DE102015213077A1 - Sensor for a fluid system - Google Patents

Abstract

A sensor (10) is disclosed for detecting properties of a fluid, in particular of water (21) in a water treatment plant (100), in at least one fluid receiving space (20), with a sensor cell (11) for detecting properties of the fluid (21). and a data transfer unit (12) for transferring the detected characteristics to an evaluation system (30), wherein the sensor (10) is adapted to move with the fluid in the at least one fluid receiving space (20), the sensor cell (11) carrying the Characteristics of the fluid (21) detected, as well as a fluid system (100) with such a sensor (10).

Description

The present invention relates to a sensor for a fluid system, in particular a water treatment plant, according to the preamble of claim 1 and such a fluid system.

In systems in which a fluid is passed, for example, through pipes and / or basins, it may be necessary to detect and investigate properties of that fluid. An example of such a fluid system is water treatment plants.

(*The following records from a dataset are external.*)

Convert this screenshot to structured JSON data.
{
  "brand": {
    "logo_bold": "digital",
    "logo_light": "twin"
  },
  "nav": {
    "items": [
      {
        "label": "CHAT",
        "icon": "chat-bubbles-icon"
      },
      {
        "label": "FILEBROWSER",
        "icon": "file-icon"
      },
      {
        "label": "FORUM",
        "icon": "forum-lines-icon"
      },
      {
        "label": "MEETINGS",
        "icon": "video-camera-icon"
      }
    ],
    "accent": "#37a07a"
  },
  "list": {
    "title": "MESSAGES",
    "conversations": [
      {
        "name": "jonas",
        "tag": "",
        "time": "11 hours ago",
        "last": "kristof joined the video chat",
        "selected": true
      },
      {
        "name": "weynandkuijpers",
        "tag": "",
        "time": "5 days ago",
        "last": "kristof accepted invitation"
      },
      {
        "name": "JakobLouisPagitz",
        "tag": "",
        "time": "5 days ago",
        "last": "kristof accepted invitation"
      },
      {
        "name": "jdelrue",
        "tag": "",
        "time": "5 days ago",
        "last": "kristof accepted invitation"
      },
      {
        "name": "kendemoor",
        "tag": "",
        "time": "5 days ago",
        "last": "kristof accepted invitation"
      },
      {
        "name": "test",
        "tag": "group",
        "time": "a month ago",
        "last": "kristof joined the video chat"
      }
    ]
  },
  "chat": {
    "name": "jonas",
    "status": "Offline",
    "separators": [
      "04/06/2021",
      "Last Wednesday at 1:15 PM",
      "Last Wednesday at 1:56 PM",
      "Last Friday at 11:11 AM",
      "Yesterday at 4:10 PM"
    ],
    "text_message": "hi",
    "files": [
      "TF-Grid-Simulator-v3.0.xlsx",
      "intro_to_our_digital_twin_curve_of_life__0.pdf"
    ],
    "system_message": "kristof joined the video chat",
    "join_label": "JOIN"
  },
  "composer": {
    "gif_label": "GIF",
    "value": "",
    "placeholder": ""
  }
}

In water treatment plants, such as sewage treatment plants or other facilities that treat, treat or distribute large volumes of fluids, water samples must often be taken and analyzed to control the composition of the water or change in the water over a long period of time. In existing systems, water samples are taken for this purpose and then analyzed. With such systems, however, it is not possible to perform a continuous monitoring of the water in real time.

In addition, for example, in sewage treatment plants, the currents of the water must be influenced in order to allow the process of clarification to proceed stably or optimally. However, existing analysis systems are not suitable for this purpose.

Also in other fluid systems, such as refrigeration circuits or the like, it may be necessary to perform a continuous monitoring of the fluid in real time.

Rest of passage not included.